- Born: Joanne del Pilar Angeles 12 September 1974 (age 51) Manila, Philippines
- Occupations: Television personality, fashion lifestyle host, runway coach, model mentor
- Years active: 1992–present
- Modeling information
- Height: 1.76 m (5 ft 9+1⁄2 in)
- Website: www.joeymeadking.com

= Joey Mead King =

Filipino-Iranian television personality

Joey Mead King (born 12 September 1974) is a Filipino-Iranian television personality, fashion lifestyle host, runway coach and is the model mentor/co-judge on popular reality show, Asia's Next Top Model cycles two and three. She was named the BBC among the 100 Women of 2018. 2022 Released first autobiography Runaway Model publishes by Summit media Host of Metro Channel lifestyle show Women of Style Season 1 & 2 2023 Hosted the official launch of Vogue Philippines 2025 Hosted the first Philippine Music Awards held in SM Arena

==Early life==
Mead was born in the Philippines. Her mother, Josephine del Pilar-Mead, is a Filipina, while her biological father is of Iranian descent. When she was four, she and her mother settled in Adelaide, Australia, with her Australian stepfather, Leslie Bertram Mead. She was raised in South Australia until her early teen years.

== Career ==
Mead started her modelling career at 15, while living in Manila, and continued to model in Bangkok and Hong Kong. Having picked up Australian and American accent tones from living in Australia and Asia, Joey can imitate accents. She is able to speak in Filipino, Australian, American, and British accents. Currently based in the Philippines, Mead can also speak and understand basic Tagalog.

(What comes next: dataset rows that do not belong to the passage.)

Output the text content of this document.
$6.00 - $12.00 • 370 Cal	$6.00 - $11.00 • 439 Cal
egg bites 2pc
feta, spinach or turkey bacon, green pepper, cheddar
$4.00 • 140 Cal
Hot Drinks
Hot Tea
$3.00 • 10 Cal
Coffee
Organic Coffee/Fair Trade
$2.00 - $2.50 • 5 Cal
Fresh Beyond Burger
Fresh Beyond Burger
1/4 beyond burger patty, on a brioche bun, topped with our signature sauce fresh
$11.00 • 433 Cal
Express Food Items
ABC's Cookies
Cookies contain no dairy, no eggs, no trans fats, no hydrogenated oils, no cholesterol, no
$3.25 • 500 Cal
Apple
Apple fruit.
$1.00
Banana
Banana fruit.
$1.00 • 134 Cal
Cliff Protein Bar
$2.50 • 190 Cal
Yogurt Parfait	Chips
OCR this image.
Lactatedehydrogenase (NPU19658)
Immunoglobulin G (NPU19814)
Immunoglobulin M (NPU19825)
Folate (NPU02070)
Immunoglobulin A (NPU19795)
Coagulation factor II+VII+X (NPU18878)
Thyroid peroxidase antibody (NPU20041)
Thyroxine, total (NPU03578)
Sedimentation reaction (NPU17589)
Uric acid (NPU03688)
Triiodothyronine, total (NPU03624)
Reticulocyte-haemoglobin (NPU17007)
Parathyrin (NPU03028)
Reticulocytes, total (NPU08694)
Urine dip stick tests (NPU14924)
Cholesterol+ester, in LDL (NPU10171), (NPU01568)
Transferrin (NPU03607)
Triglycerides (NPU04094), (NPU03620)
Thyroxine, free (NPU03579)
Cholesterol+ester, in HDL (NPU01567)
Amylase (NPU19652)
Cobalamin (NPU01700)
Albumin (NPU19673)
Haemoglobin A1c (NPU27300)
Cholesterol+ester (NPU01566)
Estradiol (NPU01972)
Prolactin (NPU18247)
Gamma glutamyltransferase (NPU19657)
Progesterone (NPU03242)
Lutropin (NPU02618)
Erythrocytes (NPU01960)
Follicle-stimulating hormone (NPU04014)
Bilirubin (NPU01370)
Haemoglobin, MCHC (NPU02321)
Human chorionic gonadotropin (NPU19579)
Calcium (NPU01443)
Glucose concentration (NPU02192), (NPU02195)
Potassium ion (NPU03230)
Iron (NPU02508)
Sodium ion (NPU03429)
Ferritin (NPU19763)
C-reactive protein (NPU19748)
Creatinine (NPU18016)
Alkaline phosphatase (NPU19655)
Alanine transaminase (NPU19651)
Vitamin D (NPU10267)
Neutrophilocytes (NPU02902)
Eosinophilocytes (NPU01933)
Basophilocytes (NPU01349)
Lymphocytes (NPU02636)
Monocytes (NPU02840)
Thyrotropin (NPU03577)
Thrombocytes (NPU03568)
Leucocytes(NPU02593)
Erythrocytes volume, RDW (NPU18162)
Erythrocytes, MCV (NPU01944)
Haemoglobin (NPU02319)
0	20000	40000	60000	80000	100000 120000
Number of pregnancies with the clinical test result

She was a video jockey for [[Channel V|Channel [V] International]] in Hong Kong from 1996 to 2000, and as a commercial model appeared on over 40 magazine covers, ad campaigns and commercials covers in Singapore, Malaysia, Thailand, Japan and Indonesia. She has lived and worked in New York City as a Ford model and is currently with Ford Los Angeles and San Francisco, and was the first Philippine model to lead in advertisements for Head & Shoulders and Lexus airing in USA and Canada.

She notably posed nude for the cover of the Eraserheads‘ 1997 album, Sticker Happy.

In 2008, a magazine cover with Mead wearing the Philippine flag as a bodysuit caused an uproar in local media, as it was seen as profanation violating the Flag and Heraldic Code of 1998. In her defense, Mead said:

Yes, I wore a representation of the Philippine flag on a magazine cover. This image for me is something that is inspiring, the same way sports brands have produced their Philippine flag-inspired track sports jackets and limited edition shoes. It is the same logic why people put Philippine flag or map tattoos on their bodies.

When you’ve done as many magazine covers as I have, you’d want to do something that meant more to you — this means a lot to me, it represents my work, and I’m not embarrassed about the female form. I wanted to make a statement. I wanted to be part of something that breaks the “rules” and provoke people to think and feel...

She returned to Singapore in 2005 to host entertainment show Ebuzz on AXN channel, where she interviewed Hollywood celebrities such as Keanu Reeves, Morgan Freeman, liam Neeson, katie Holmes , ken watanabe , christian Bale and directors Francis lawerence and Christopher Nolan. In 2006, she hosted the World Cup series in Singapore for StarHub, and worked a presenter for HBO Asia from 2008 to 2009.

Her hosting skills won her work for lifestyle, corporate, red carpet, and live interviews. In 2012, it was announced that she would be the model mentor and co-judge for Asia's Next Top Model for three cycles. In 2015 Joey joined The History Channels first season of Celebrity Car Wars. Joey co-presented the Miss Universe 2016 pageant at the Mall of Asia Arena in Pasay, Metro Manila, on January 30, 2017.
2017 to 2019 Joey hosted two seasons of Metro Channels lifestyle show Women Of Style. Winning an award for best Lifestyle show in the Philippines.
In 2022 Joey released her first autobiography titled Runaway Model sharing three decades of life experiences in modeling ,television and personal challenges. Published by summit media.

== Personal life ==

An ambassador for the Philippine Animal Welfare Society (PAWS), Mead is an advocate of animal rights and is against animal cruelty. She moved back to the Philippines in 2007, and in 2011 married Chinese Filipino businessperson Angelina "Angie" Mead King in November 2011. In 2016, Angie came out as a transgender woman, with Mead’s support. In 2017, TLC premiered "The Kings", a special about the couple's relationship since Angie's transition.